Le référendum

Publié le 17/12/2021

Définition du référendum en France

Le référendum est une procédure de vote permettant de consulter directement le peuple  sur un projet de texte. L’article 3 de la Constitution de la Ve République reconnaît le référendum comme l’un des deux moyens d’expression de la souveraineté nationale. Le référendum peut être utilisé dans le cadre du vote d’une loi, pour une révision constitutionnelle, ou pour l’entrée d’un État dans l’Union européenne.

Qui est à l’initiative du référendum en France ?

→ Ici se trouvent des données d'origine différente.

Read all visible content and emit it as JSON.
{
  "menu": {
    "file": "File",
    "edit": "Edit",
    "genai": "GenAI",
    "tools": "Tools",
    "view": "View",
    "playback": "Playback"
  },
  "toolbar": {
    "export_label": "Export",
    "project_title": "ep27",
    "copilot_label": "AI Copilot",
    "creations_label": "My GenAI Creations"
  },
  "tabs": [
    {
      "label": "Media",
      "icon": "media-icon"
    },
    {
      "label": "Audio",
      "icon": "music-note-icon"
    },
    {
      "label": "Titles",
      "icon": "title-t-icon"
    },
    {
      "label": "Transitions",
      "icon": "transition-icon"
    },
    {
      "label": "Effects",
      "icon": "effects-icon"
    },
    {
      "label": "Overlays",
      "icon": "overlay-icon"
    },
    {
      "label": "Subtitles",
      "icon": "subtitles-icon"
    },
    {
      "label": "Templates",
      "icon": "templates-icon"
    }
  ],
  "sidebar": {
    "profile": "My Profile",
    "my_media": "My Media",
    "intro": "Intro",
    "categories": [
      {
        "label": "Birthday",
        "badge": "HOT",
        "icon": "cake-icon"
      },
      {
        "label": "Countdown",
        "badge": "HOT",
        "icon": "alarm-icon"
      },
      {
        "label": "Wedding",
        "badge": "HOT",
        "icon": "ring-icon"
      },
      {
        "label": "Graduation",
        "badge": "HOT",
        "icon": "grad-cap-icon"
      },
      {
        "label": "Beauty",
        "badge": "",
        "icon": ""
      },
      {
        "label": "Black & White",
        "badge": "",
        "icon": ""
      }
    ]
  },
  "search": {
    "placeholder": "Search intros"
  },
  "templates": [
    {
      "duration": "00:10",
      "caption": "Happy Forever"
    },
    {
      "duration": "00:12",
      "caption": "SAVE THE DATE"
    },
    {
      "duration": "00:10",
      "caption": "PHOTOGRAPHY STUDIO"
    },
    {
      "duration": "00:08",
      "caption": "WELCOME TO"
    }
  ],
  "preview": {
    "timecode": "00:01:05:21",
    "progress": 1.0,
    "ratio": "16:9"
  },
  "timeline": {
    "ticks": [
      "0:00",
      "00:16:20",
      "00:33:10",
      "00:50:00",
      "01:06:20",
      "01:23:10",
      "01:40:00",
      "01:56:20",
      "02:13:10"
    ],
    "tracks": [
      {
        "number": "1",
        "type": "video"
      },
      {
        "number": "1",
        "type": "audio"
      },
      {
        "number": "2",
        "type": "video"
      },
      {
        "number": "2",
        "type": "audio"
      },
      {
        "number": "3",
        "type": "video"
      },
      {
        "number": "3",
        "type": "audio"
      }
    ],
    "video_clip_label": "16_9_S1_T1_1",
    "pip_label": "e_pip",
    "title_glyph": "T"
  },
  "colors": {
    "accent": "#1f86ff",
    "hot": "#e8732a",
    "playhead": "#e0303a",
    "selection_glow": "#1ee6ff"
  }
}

Deux dispositions de la Constitution de la Ve République prévoient l’organisation d’un référendum : 

Le référendum législatif

Il est prévu par l’article 11 : il est organisé sur décision du président de la République, à la demande du gouvernement ou des deux assemblées. Il permet de recueillir l’avis du peuple sur un projet de loi qui peut porter sur différents sujets (organisation des pouvoirs publics, ratification d’un traité international, réformes affectant la politique économique, sociale ou environnementale de la Nation et les services publics y concourant). Il a été utilisé huit fois au cours de la Ve République.

Le référendum constitutionnel

Il est prévu par l’article 89 : il permet de consulter le peuple sur un projet de texte modifiant la Constitution, adopté dans les mêmes termes par les deux assemblées. Il a été utilisé une fois sous la Ve République, plus précisément en 2000 pour prévoir que le mandat du président de la République ne durerait que cinq années contre sept auparavant. Si la révision constitutionnelle est d'initiative parlementaire, elle ne peut être adoptée que par référendum.

Parallèlement, il existe une procédure de référendum local depuis la révision constitutionnelle du 28 mars 2003 qui permet aux électeurs d'une collectivité territoriale, sous certaines conditions, de décider par leur vote de la mise en œuvre ou non d’un projet concernant une affaire locale (par exemple, la création d’une police municipale ou le choix du nom des habitants...).

Quand ont eu lieu les référendums en France ?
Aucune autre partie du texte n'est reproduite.